Tentang bukti peradaban neolithikum itu pertamakali ditelusuri oleh Dr. A. A. Cense pada 1933. Peneliti asal Belanda ini menemukan patung perunggu, perkakas batu dan tembikar. Pada tahun yang sama, Dr. P. V Stein Callenfels juga menemukan pecahan mata panah yang dibuat dengan sangat halus. Penelitian arkeologi diteruskan oleh Dr. H. Van Heekeren yang mendapatkan kapak batu yang telah diasah halus, tembikar berbentuk oval, biola yang dikenal berasal dari Tobago Formosa, serta mata panah dan pisau yang sama mirip dengan yang di Mansuria dan Jepang. Sementara peneliti Arkeologi Indonesia pertama yang menyelidiki sejarah manusia di Kalumpang ini adalah Prof Harry Truman Simanjuntak.
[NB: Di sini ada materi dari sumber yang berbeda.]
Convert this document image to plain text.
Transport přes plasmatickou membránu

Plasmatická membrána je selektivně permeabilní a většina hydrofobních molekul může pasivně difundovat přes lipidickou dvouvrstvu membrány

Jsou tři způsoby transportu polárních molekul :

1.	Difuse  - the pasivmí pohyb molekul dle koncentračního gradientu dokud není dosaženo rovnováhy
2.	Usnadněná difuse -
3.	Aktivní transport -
Pada 1926, Zending Belanda mulai mendirikan Sekolah Rakyat (SR) di Tamalea untuk kelas satu hingga tiga. Setahun berikutnya, 1927 didirikan lagi SR di Malolo, namun bukan di Kota Kalumpang. Tahun 1930 di Pulo Karama, lalu di Pa’bentengan berupa sekolah lanjutan untuk kelas empat hingga enam dengan sebutan Veer Volog School (VVS).
Melirik Kualitas Sumberdaya Manusia Kalumpang
Selain persoalan akses jalan, satu hal yang juga harus dilirik dengan serius pada Kecamatan yang warganya dominan menggunakan bahasa Toraja ini, yaitu akses informasi. Dapat dikata bahwa laju informasi dan perkembangan zaman di Kecamatan Kalumpang sangat lamban. Kenyataan ini diakui oleh raja atau ketua Adat Kalumpang, Eli Sipayo.
“Masyarakat dari zaman kolonial hingga sekarang belum mengalami perubahan yang berarti. Mereka masih berkutat pada persoalan kebutuhan dasar. Tak ada daya dari mereka untuk menuntaskan persoalan-persoalan mendasar itu,” kata Eli.
Eli menambahkan bahwa yang lemah pada Kecamatan Kalumpang adalah sumberdaya manusianya, dan menurutnya itu lebih penting dibanding renovasi jalan. “Yang mesti didahulukan adalah merubah pola pikir masyarakat agar dapat memanajemen hidup dengan baik, khususnya dalam hal bertani dan berkebun,” lanjutnya.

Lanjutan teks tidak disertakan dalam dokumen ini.